Apr 12 2021
Digital Workspace

The Tech Needed for Conference Rooms of the Future

Video meetings won’t vanish when the pandemic passes. What tech do companies need to support this critical communication method?

The future of meetings isn’t either/or — it’s a combination of in-person and at-home attendance driven by the changing needs of business operations. While some staff will be comfortable back in the office full time, others will opt to stay at home as long as possible. Many businesses will likely find a middle ground that sees staff working both onsite and at home, to help reduce risk without compromising productivity.

As a result, companies will need conferencing technologies that support both current meeting mandates and future communication conditions. Here’s a look at the top-tier tech required to succeed in a hybrid work environment.

Creating a Collaborative Culture in Hybrid Work Environments

According to Kristi Hummel, senior vice president of human resources at Dell Technologies, effective collaboration requires a culture “built around the idea that work is outcomes-based, not anchored to a specific place or time. It’s a culture that puts a premium on flexibility, innovation, opportunity, sustainability and, ultimately, profitability.”

For Dell, this means giving all employees the choice to work flexibly even after the pandemic passes. But flexibility alone isn’t enough to drive communicative success: Hummel notes that employees need “spaces that are optimized for collaboration, ideation and innovation.” In practice, this means deploying technologies capable of supporting staff whenever, however and wherever they work.

Click the banner below to explore the different technologies that power hybrid work.

When it comes to creating a collaborative culture at scale, three categories of technology are critical.

Streamlined Systems and Software Mean Clear Collaboration

Simplicity is key when it comes to effective videoconferencing. Despite significant advancements over the past few years, however, technology deployment remains a stumbling block for many organizations.

To reduce friction in remote and in-office meetings, it’s critical for companies to find the combination of conferencing software and systems that best supports communication objectives.

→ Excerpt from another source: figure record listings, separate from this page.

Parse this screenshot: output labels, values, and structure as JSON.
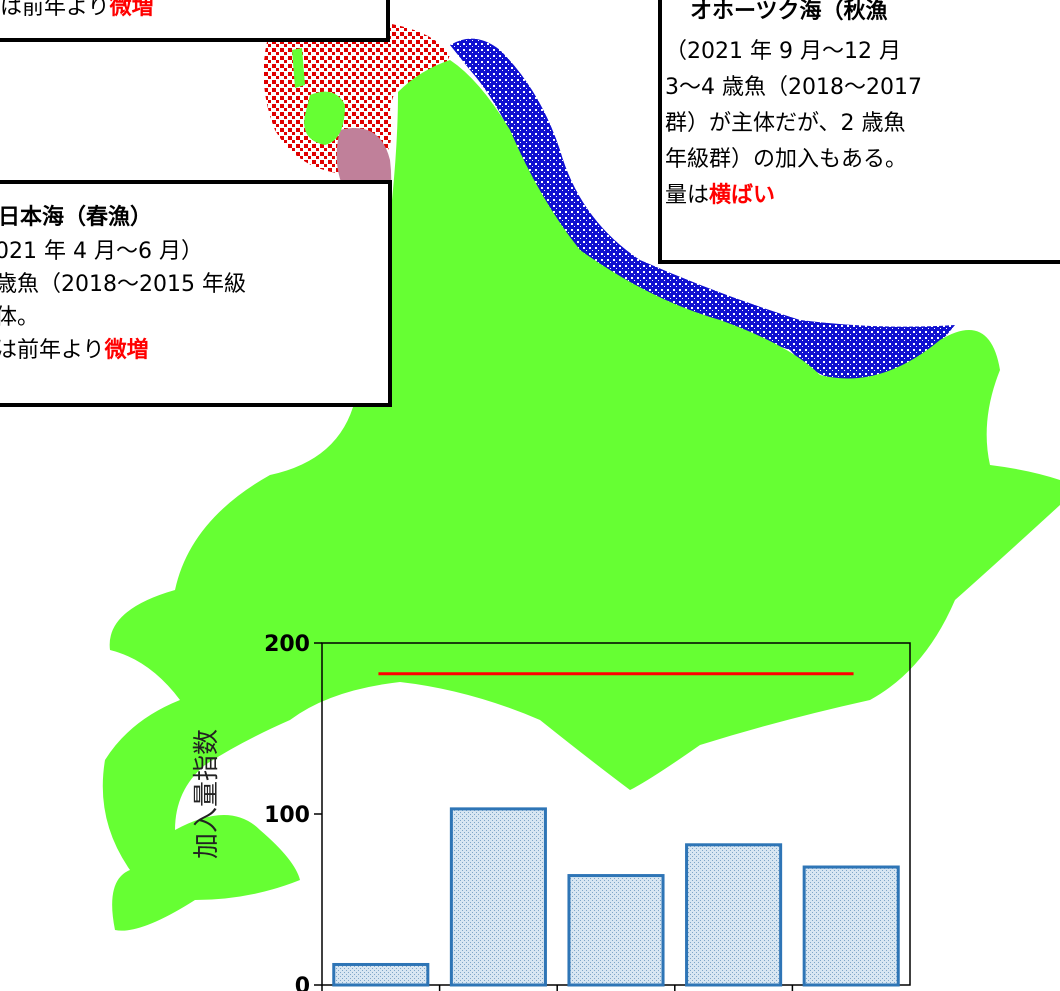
{
  "top_left_box": {
    "lines": [
      {
        "text": "は前年より",
        "highlight": "微増"
      }
    ]
  },
  "okhotsk_box": {
    "title": "オホーツク海（秋漁",
    "lines": [
      {
        "text": "（2021 年 9 月～12 月"
      },
      {
        "text": "3～4 歳魚（2018～2017"
      },
      {
        "text": "群）が主体だが、2 歳魚"
      },
      {
        "text": "年級群）の加入もある。"
      },
      {
        "text": "量は",
        "highlight": "横ばい"
      }
    ]
  },
  "japan_sea_box": {
    "title": "日本海（春漁）",
    "lines": [
      {
        "text": "021 年 4 月～6 月）"
      },
      {
        "text": "歳魚（2018～2015 年級"
      },
      {
        "text": "体。"
      },
      {
        "text": "は前年より",
        "highlight": "微増"
      }
    ]
  },
  "highlight_color": "#ff0000",
  "chart_data": {
    "type": "bar",
    "y_label": "加入量指数",
    "categories": [
      null,
      null,
      null,
      null,
      null
    ],
    "values": [
      12,
      103,
      64,
      82,
      69
    ],
    "color": "#2e75b6",
    "ylim": [
      0,
      200
    ],
    "yticks": [
      0,
      100,
      200
    ],
    "reference_line": {
      "value": 182,
      "color": "#ff0000"
    }
  }
}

On the software side, solutions such as Microsoft Teams and Cisco Webex offer potential benefits, but end-to-end support is also critical.

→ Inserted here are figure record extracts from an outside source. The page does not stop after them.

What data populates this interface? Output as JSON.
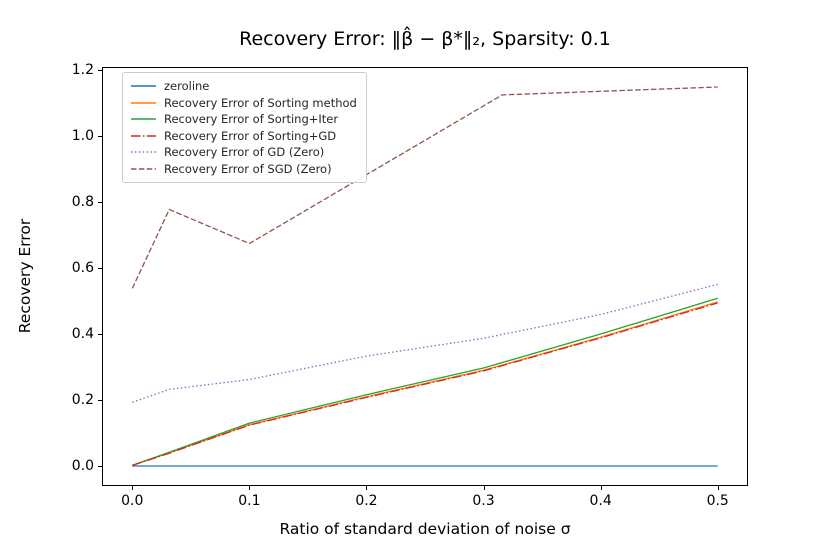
{
  "chart_data": {
    "type": "line",
    "title": "Recovery Error: ‖β̂ − β*‖₂, Sparsity: 0.1",
    "xlabel": "Ratio of standard deviation of noise σ",
    "ylabel": "Recovery Error",
    "xlim": [
      -0.025,
      0.525
    ],
    "ylim": [
      -0.0574,
      1.2054
    ],
    "xticks": [
      0.0,
      0.1,
      0.2,
      0.3,
      0.4,
      0.5
    ],
    "xtick_labels": [
      "0.0",
      "0.1",
      "0.2",
      "0.3",
      "0.4",
      "0.5"
    ],
    "yticks": [
      0.0,
      0.2,
      0.4,
      0.6,
      0.8,
      1.0,
      1.2
    ],
    "ytick_labels": [
      "0.0",
      "0.2",
      "0.4",
      "0.6",
      "0.8",
      "1.0",
      "1.2"
    ],
    "grid": false,
    "legend_position": "upper left",
    "series": [
      {
        "name": "zeroline",
        "color": "#1f77b4",
        "style": "solid",
        "x": [
          0.0,
          0.5
        ],
        "y": [
          0.0,
          0.0
        ]
      },
      {
        "name": "Recovery Error of Sorting method",
        "color": "#ff7f0e",
        "style": "solid",
        "x": [
          0.0,
          0.0316,
          0.1,
          0.2,
          0.3,
          0.4,
          0.5
        ],
        "y": [
          0.002,
          0.04,
          0.125,
          0.21,
          0.29,
          0.39,
          0.497
        ]
      },
      {
        "name": "Recovery Error of Sorting+Iter",
        "color": "#2ca02c",
        "style": "solid",
        "x": [
          0.0,
          0.0316,
          0.1,
          0.2,
          0.3,
          0.4,
          0.5
        ],
        "y": [
          0.002,
          0.042,
          0.13,
          0.216,
          0.297,
          0.4,
          0.508
        ]
      },
      {
        "name": "Recovery Error of Sorting+GD",
        "color": "#d62728",
        "style": "dashdot",
        "x": [
          0.0,
          0.0316,
          0.1,
          0.2,
          0.3,
          0.4,
          0.5
        ],
        "y": [
          0.002,
          0.039,
          0.124,
          0.208,
          0.288,
          0.388,
          0.494
        ]
      },
      {
        "name": "Recovery Error of GD (Zero)",
        "color": "#9467bd",
        "style": "dotted",
        "x": [
          0.0,
          0.0316,
          0.1,
          0.2,
          0.3,
          0.4,
          0.5
        ],
        "y": [
          0.193,
          0.232,
          0.262,
          0.333,
          0.387,
          0.459,
          0.55
        ]
      },
      {
        "name": "Recovery Error of SGD (Zero)",
        "color": "#8c564b",
        "style": "dashed",
        "x": [
          0.0,
          0.0316,
          0.1,
          0.316,
          0.5
        ],
        "y": [
          0.538,
          0.777,
          0.674,
          1.124,
          1.148
        ]
      }
    ]
  }
}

Friction undercuts function. That’s why the right combination of software and videoconferencing systems can help streamline meetings and reduce wasted time.

High-Quality Cameras, Screens Are Vital for Video Meetings

The right cameras make all the difference for effective meetings. While clear audio connections are critical to understanding the content of meetings, video provides context; body language and facial expressions can help pave the way for more effective interactions, even at a distance.

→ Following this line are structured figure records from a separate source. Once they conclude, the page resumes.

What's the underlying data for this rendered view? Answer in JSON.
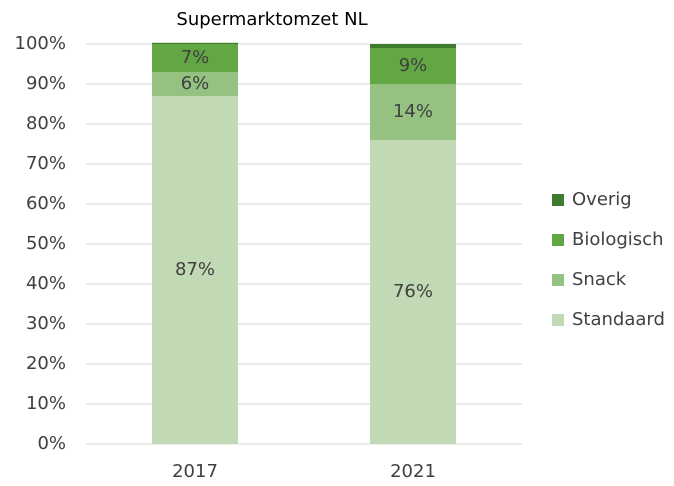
{
  "chart_data": {
    "type": "stacked_bar",
    "title": "Supermarktomzet NL",
    "categories": [
      "2017",
      "2021"
    ],
    "series": [
      {
        "name": "Standaard",
        "color": "#c1d9b5",
        "values": [
          87,
          76
        ],
        "value_labels": [
          "87%",
          "76%"
        ]
      },
      {
        "name": "Snack",
        "color": "#95c281",
        "values": [
          6,
          14
        ],
        "value_labels": [
          "6%",
          "14%"
        ]
      },
      {
        "name": "Biologisch",
        "color": "#62a744",
        "values": [
          7,
          9
        ],
        "value_labels": [
          "7%",
          "9%"
        ]
      },
      {
        "name": "Overig",
        "color": "#3f7b2f",
        "values": [
          0.3,
          1
        ]
      }
    ],
    "ylim": [
      0,
      100
    ],
    "yticks": [
      {
        "value": 0,
        "label": "0%"
      },
      {
        "value": 10,
        "label": "10%"
      },
      {
        "value": 20,
        "label": "20%"
      },
      {
        "value": 30,
        "label": "30%"
      },
      {
        "value": 40,
        "label": "40%"
      },
      {
        "value": 50,
        "label": "50%"
      },
      {
        "value": 60,
        "label": "60%"
      },
      {
        "value": 70,
        "label": "70%"
      },
      {
        "value": 80,
        "label": "80%"
      },
      {
        "value": 90,
        "label": "90%"
      },
      {
        "value": 100,
        "label": "100%"
      }
    ],
    "grid": true,
    "legend": "right"
  }
}
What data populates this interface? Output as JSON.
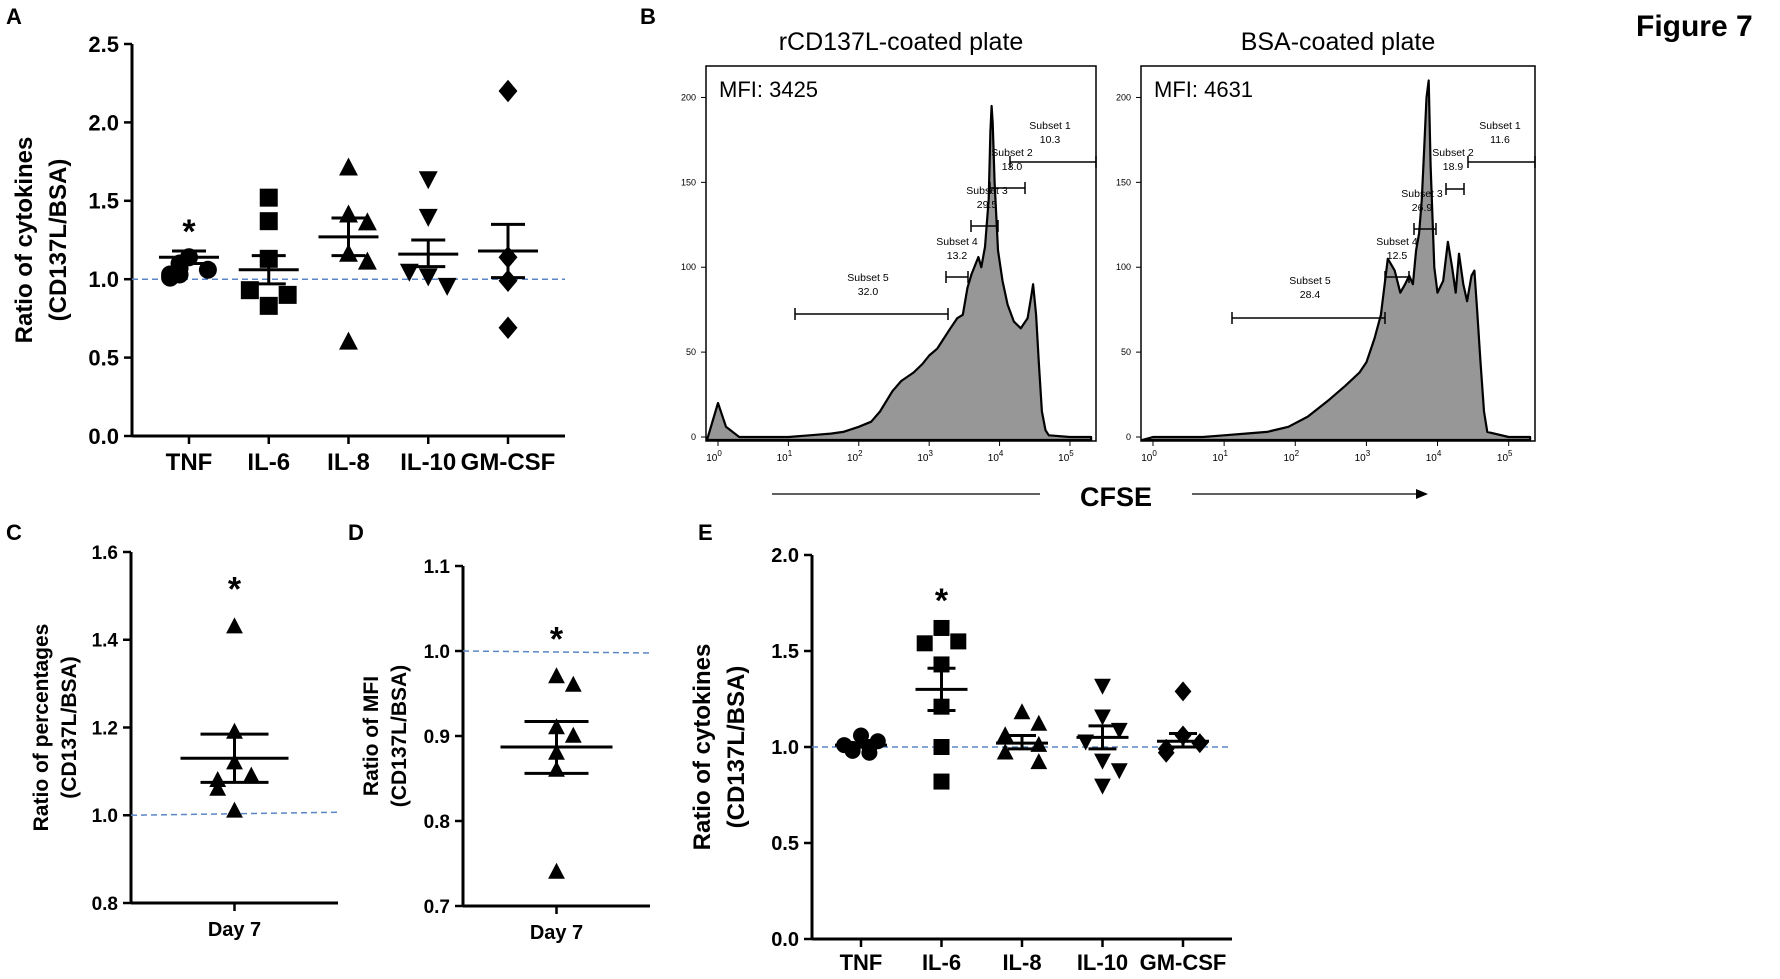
{
  "figure_title": "Figure 7",
  "panel_labels": {
    "a": "A",
    "b": "B",
    "c": "C",
    "d": "D",
    "e": "E"
  },
  "chart_data": [
    {
      "id": "A",
      "type": "scatter",
      "ylabel": "Ratio of cytokines",
      "ylabel2": "(CD137L/BSA)",
      "ylim": [
        0,
        2.5
      ],
      "yticks": [
        0.0,
        0.5,
        1.0,
        1.5,
        2.0,
        2.5
      ],
      "ytick_labels": [
        "0.0",
        "0.5",
        "1.0",
        "1.5",
        "2.0",
        "2.5"
      ],
      "reference_line": 1.0,
      "categories": [
        "TNF",
        "IL-6",
        "IL-8",
        "IL-10",
        "GM-CSF"
      ],
      "markers": [
        "circle",
        "square",
        "triangle-up",
        "triangle-down",
        "diamond"
      ],
      "values": [
        [
          1.14,
          1.06,
          1.03,
          1.01,
          1.07,
          1.03,
          1.1
        ],
        [
          1.52,
          1.37,
          0.83,
          0.9,
          1.13,
          0.93
        ],
        [
          1.71,
          1.41,
          1.36,
          1.16,
          1.11,
          0.6
        ],
        [
          1.64,
          1.4,
          1.02,
          0.96,
          1.05
        ],
        [
          2.2,
          1.14,
          0.99,
          0.69
        ]
      ],
      "means": [
        1.14,
        1.06,
        1.27,
        1.16,
        1.18
      ],
      "sem_low": [
        1.1,
        0.97,
        1.15,
        1.08,
        1.01
      ],
      "sem_high": [
        1.18,
        1.15,
        1.39,
        1.25,
        1.35
      ],
      "significance": [
        "*",
        "",
        "",
        "",
        ""
      ]
    },
    {
      "id": "B",
      "type": "area",
      "xlabel": "CFSE",
      "xticks": [
        1,
        10,
        100,
        1000,
        10000,
        100000
      ],
      "xtick_base": "10",
      "xtick_exponents": [
        "0",
        "1",
        "2",
        "3",
        "4",
        "5"
      ],
      "yticks": [
        0,
        50,
        100,
        150,
        200
      ],
      "ytick_labels": [
        "0",
        "50",
        "100",
        "150",
        "200"
      ],
      "histograms": [
        {
          "title": "rCD137L-coated plate",
          "mfi_label": "MFI: 3425",
          "x": [
            1,
            1.3,
            2,
            5,
            10,
            20,
            40,
            60,
            100,
            150,
            200,
            300,
            400,
            600,
            800,
            1000,
            1300,
            1500,
            2000,
            2500,
            3000,
            3500,
            4000,
            5000,
            5500,
            6200,
            7000,
            7400,
            7700,
            8000,
            8500,
            9500,
            11000,
            13000,
            16000,
            20000,
            25000,
            28000,
            30000,
            33000,
            36000,
            40000,
            45000,
            50000,
            100000,
            200000
          ],
          "y": [
            20,
            6,
            0,
            0,
            0,
            1,
            2,
            3,
            6,
            9,
            15,
            27,
            33,
            38,
            43,
            48,
            52,
            56,
            64,
            70,
            72,
            88,
            96,
            106,
            100,
            112,
            140,
            180,
            195,
            185,
            150,
            110,
            92,
            78,
            68,
            64,
            70,
            82,
            90,
            72,
            45,
            15,
            4,
            1,
            0,
            0
          ],
          "gates": [
            {
              "name": "Subset 1",
              "value": "10.3"
            },
            {
              "name": "Subset 2",
              "value": "13.0"
            },
            {
              "name": "Subset 3",
              "value": "29.5"
            },
            {
              "name": "Subset 4",
              "value": "13.2"
            },
            {
              "name": "Subset 5",
              "value": "32.0"
            }
          ]
        },
        {
          "title": "BSA-coated plate",
          "mfi_label": "MFI: 4631",
          "x": [
            1,
            2,
            5,
            10,
            20,
            40,
            80,
            150,
            300,
            500,
            800,
            1000,
            1300,
            1600,
            2000,
            2500,
            3000,
            3500,
            4000,
            4500,
            5000,
            5500,
            6000,
            6500,
            7000,
            7500,
            8000,
            9000,
            10000,
            12000,
            14000,
            16000,
            18000,
            20000,
            23000,
            26000,
            30000,
            33000,
            36000,
            40000,
            45000,
            50000,
            100000,
            200000
          ],
          "y": [
            0,
            0,
            0,
            1,
            2,
            3,
            6,
            12,
            22,
            30,
            38,
            44,
            58,
            72,
            105,
            98,
            85,
            90,
            95,
            90,
            110,
            120,
            140,
            170,
            200,
            210,
            160,
            100,
            85,
            92,
            115,
            100,
            85,
            108,
            90,
            80,
            95,
            98,
            75,
            45,
            15,
            3,
            0,
            0
          ],
          "gates": [
            {
              "name": "Subset 1",
              "value": "11.6"
            },
            {
              "name": "Subset 2",
              "value": "18.9"
            },
            {
              "name": "Subset 3",
              "value": "26.9"
            },
            {
              "name": "Subset 4",
              "value": "12.5"
            },
            {
              "name": "Subset 5",
              "value": "28.4"
            }
          ]
        }
      ]
    },
    {
      "id": "C",
      "type": "scatter",
      "ylabel": "Ratio of percentages",
      "ylabel2": "(CD137L/BSA)",
      "ylim": [
        0.8,
        1.6
      ],
      "yticks": [
        0.8,
        1.0,
        1.2,
        1.4,
        1.6
      ],
      "ytick_labels": [
        "0.8",
        "1.0",
        "1.2",
        "1.4",
        "1.6"
      ],
      "reference_line": 1.0,
      "categories": [
        "Day 7"
      ],
      "markers": [
        "triangle-up"
      ],
      "values": [
        [
          1.43,
          1.19,
          1.12,
          1.09,
          1.08,
          1.06,
          1.01
        ]
      ],
      "means": [
        1.13
      ],
      "sem_low": [
        1.075
      ],
      "sem_high": [
        1.185
      ],
      "significance": [
        "*"
      ]
    },
    {
      "id": "D",
      "type": "scatter",
      "ylabel": "Ratio of MFI",
      "ylabel2": "(CD137L/BSA)",
      "ylim": [
        0.7,
        1.1
      ],
      "yticks": [
        0.7,
        0.8,
        0.9,
        1.0,
        1.1
      ],
      "ytick_labels": [
        "0.7",
        "0.8",
        "0.9",
        "1.0",
        "1.1"
      ],
      "reference_line": 1.0,
      "categories": [
        "Day 7"
      ],
      "markers": [
        "triangle-up"
      ],
      "values": [
        [
          0.97,
          0.96,
          0.91,
          0.9,
          0.88,
          0.86,
          0.74
        ]
      ],
      "means": [
        0.887
      ],
      "sem_low": [
        0.856
      ],
      "sem_high": [
        0.917
      ],
      "significance": [
        "*"
      ]
    },
    {
      "id": "E",
      "type": "scatter",
      "ylabel": "Ratio of cytokines",
      "ylabel2": "(CD137L/BSA)",
      "ylim": [
        0,
        2.0
      ],
      "yticks": [
        0.0,
        0.5,
        1.0,
        1.5,
        2.0
      ],
      "ytick_labels": [
        "0.0",
        "0.5",
        "1.0",
        "1.5",
        "2.0"
      ],
      "reference_line": 1.0,
      "categories": [
        "TNF",
        "IL-6",
        "IL-8",
        "IL-10",
        "GM-CSF"
      ],
      "markers": [
        "circle",
        "square",
        "triangle-up",
        "triangle-down",
        "diamond"
      ],
      "values": [
        [
          1.06,
          1.03,
          1.01,
          1.0,
          0.99,
          0.98,
          0.97
        ],
        [
          1.62,
          1.55,
          1.54,
          1.43,
          1.21,
          1.0,
          0.82
        ],
        [
          1.18,
          1.12,
          1.06,
          1.01,
          0.97,
          0.92
        ],
        [
          1.32,
          1.16,
          1.09,
          1.03,
          0.93,
          0.88,
          0.8
        ],
        [
          1.29,
          1.06,
          1.02,
          0.99,
          0.97
        ]
      ],
      "means": [
        1.01,
        1.3,
        1.02,
        1.05,
        1.03
      ],
      "sem_low": [
        1.0,
        1.19,
        0.99,
        0.99,
        1.0
      ],
      "sem_high": [
        1.02,
        1.41,
        1.06,
        1.11,
        1.07
      ],
      "significance": [
        "",
        "*",
        "",
        "",
        ""
      ]
    }
  ]
}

As a result, it’s critical for companies to equip their meeting rooms with best-of-breed cameras that deliver 4K and HD video. In addition, staff should have high-quality webcams capable of responding to evolving environmental conditions.

WATCH: Learn how embracing work from anywhere can help businesses meet workers where they are.

But top-tier cameras don’t do much good for workers who lack high-quality screens, and the demand for those screens has increased. “A 4K display makes video interactions more lifelike, providing the (nearly convincing) illusion that remote participants are actually physically present in a corporate meeting space,” a CDW whitepaper reads. “Higher-resolution screens also allow product developers to better show off new designs and offer more precise imaging for industries such as healthcare and energy exploration, which rely heavily on visual information.”

Put simply, intuitive, interactive screens are now essential for effective collaboration.

Navigating the Next Normal of Hybrid Work

In the old normal of the professional world, most people were in the office most of the time, and those working remotely were responsible for engaging in meetings from wherever they were. In the new normal, workplaces are shut down; with whole teams working remotely, employees engage in meetings on a level playing field.

But what about the next normal, when a typical day includes a mix of onsite and offsite workers, all trying to collaborate effectively? In this coming hybrid work situation, businesses will have to take the lead to make sure meetings are inclusive.

That means ensuring that the office and all employees are equipped with the technology and tools they need to work and collaborate remotely, and supporting a culture where inclusive meeting best practices are followed.